Un bon équilibre est assuré entre les principes, qui relèvent de la loi, et leur mise en œuvre, qui procédera de l’adoption de dispositions réglementaires. Cette approche pragmatique est pleinement cohérente avec la préoccupation du Gouvernement de promouvoir des normes réactives, adaptées au juste besoin. C’est une garantie de souplesse future, particulièrement nécessaire compte tenu de l’évolution rapide des technologies.

S’agissant des seuils de masse, ceux-ci devront être choisis de sorte que la contrainte qui pèsera ainsi sur les industriels et les utilisateurs soit correctement proportionnée aux objectifs de sûreté et de sécurité recherchés. Le rapport remis au Parlement à l’automne dernier préconisait de retenir 25 kilogrammes pour le seuil d’immatriculation, et 1 kilogramme pour les autres.

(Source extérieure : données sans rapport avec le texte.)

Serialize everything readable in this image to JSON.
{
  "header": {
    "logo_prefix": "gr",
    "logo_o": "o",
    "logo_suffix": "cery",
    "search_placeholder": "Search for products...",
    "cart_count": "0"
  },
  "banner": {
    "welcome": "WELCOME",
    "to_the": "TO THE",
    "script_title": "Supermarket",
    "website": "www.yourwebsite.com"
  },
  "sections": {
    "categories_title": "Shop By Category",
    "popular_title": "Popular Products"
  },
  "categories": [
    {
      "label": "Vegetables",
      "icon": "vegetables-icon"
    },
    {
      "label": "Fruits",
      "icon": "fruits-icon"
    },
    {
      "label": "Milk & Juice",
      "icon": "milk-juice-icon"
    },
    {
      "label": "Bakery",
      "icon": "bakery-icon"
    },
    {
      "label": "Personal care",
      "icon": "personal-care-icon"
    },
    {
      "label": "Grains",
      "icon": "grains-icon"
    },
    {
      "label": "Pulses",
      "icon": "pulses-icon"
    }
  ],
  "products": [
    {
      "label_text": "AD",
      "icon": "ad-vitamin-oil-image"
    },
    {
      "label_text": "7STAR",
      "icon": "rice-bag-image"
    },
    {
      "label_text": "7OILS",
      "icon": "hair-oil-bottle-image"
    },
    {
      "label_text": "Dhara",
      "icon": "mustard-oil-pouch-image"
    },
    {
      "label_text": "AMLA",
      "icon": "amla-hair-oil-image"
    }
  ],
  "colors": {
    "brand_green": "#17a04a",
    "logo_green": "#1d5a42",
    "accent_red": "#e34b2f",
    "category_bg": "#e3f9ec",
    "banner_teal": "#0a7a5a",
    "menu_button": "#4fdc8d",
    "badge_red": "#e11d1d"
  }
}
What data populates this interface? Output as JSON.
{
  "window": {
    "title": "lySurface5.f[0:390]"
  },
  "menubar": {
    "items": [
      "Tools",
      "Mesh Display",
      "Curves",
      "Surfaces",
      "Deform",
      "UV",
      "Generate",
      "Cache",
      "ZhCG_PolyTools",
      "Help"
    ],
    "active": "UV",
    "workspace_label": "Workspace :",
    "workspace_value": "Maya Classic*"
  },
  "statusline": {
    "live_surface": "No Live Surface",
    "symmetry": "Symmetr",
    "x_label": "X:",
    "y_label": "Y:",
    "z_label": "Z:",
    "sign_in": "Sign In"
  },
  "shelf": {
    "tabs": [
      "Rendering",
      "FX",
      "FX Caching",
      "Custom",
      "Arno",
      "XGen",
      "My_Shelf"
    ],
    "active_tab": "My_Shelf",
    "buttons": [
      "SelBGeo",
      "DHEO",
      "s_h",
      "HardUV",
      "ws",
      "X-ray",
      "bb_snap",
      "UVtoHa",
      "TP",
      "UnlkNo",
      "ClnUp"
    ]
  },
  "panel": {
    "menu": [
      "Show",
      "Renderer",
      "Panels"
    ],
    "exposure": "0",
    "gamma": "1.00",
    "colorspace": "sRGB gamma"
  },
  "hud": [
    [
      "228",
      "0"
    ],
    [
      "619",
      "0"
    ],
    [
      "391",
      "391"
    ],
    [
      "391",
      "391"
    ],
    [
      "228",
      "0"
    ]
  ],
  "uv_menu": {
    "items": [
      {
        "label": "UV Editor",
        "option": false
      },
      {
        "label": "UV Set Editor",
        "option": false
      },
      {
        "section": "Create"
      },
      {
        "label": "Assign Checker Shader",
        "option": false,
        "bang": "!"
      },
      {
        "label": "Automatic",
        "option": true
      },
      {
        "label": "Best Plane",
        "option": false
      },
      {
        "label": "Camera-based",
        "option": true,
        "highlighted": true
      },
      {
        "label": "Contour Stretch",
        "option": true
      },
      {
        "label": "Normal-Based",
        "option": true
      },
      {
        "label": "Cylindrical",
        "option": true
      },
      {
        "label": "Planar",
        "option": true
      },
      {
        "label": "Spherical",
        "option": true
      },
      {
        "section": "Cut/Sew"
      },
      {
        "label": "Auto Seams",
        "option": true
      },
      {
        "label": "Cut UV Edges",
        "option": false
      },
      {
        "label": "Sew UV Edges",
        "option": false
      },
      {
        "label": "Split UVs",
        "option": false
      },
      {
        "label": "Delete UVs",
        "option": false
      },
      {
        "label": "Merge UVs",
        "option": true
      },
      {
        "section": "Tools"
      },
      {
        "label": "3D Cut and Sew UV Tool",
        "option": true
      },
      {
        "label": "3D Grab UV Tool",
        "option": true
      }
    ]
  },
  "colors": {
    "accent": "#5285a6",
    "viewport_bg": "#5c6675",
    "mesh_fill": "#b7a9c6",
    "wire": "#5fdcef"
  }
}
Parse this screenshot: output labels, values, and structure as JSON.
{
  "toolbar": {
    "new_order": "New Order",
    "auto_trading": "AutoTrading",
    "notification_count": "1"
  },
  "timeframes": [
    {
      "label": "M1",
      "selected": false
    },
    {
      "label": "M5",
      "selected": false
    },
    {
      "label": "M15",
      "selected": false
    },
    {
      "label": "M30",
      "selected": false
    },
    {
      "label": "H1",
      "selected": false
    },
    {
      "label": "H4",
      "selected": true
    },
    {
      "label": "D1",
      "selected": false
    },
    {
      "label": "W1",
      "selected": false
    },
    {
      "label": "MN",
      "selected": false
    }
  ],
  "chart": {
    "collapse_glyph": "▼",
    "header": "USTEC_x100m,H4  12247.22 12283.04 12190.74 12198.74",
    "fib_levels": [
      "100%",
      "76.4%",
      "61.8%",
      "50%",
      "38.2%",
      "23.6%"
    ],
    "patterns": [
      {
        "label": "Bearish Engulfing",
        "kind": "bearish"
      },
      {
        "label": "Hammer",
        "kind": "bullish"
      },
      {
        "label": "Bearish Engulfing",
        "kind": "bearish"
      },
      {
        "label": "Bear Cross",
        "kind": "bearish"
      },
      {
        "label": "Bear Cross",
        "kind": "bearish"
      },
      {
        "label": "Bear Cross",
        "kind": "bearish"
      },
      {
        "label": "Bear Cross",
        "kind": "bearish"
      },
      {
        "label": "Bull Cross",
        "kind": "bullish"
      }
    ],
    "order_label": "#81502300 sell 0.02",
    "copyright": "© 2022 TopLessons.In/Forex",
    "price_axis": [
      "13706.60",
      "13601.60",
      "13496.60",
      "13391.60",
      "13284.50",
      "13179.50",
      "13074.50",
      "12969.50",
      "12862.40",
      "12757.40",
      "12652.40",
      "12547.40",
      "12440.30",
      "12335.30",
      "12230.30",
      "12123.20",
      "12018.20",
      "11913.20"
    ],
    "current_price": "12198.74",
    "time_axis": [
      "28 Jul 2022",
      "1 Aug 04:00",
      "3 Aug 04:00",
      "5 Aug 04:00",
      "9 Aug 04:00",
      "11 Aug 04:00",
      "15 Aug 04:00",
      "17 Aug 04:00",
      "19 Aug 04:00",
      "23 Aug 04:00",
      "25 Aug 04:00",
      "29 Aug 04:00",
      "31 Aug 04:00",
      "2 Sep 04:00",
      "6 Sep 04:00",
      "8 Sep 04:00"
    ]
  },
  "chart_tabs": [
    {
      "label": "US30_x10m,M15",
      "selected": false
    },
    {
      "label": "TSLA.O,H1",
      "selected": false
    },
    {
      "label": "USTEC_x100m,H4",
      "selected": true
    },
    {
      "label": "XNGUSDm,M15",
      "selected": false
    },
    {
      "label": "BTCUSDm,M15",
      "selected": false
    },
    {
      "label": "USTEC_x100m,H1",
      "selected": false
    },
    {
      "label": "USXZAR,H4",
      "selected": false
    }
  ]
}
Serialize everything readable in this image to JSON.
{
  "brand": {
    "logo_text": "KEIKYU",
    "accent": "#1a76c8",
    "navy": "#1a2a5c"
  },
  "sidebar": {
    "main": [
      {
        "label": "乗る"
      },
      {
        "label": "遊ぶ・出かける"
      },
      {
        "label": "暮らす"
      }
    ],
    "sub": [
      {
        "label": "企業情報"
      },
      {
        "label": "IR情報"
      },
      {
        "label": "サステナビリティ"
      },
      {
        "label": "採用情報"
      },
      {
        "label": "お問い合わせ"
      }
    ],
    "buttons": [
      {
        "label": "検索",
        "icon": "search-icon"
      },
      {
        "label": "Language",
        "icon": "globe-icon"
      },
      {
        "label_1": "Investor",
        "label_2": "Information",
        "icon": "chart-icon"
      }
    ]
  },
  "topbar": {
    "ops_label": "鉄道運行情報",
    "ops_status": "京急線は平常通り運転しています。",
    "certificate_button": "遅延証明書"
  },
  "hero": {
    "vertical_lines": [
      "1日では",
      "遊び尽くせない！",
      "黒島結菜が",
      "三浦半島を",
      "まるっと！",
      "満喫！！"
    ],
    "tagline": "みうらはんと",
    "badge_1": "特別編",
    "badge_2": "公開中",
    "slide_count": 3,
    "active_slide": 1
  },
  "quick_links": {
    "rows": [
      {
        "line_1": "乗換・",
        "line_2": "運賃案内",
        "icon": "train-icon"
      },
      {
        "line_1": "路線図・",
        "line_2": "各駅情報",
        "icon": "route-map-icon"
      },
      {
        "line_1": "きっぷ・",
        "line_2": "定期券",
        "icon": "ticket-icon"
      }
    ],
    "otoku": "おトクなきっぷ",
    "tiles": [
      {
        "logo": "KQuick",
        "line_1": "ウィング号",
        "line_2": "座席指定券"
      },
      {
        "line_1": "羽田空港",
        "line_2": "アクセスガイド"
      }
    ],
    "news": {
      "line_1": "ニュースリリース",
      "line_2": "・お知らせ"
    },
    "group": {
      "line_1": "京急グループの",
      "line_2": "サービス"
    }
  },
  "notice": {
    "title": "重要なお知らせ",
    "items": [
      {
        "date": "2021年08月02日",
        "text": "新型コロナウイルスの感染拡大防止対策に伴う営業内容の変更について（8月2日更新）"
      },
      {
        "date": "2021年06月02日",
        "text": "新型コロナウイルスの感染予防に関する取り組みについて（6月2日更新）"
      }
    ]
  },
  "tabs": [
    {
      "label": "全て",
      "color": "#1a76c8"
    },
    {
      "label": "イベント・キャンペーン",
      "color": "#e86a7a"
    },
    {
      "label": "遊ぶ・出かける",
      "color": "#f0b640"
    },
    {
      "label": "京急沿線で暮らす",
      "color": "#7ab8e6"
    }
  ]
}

Le travail interministériel se poursuivra également à ce sujet dans le cadre du travail réglementaire à venir.

La proposition de loi qui vous est soumise aujourd’hui répond, de façon efficace et équilibrée, aux préoccupations de sécurité publique émergentes liées au développement des activités drone.

Je tiens à remercier M. Cyril Pellevat, rapporteur du texte, d’avoir apporté, en concertation avec les professionnels et les administrations concernés, des améliorations à un dispositif qui permettra à la France de continuer à conjuguer dans ce secteur la réussite industrielle et la modernisation juridique. (Applaudissements.)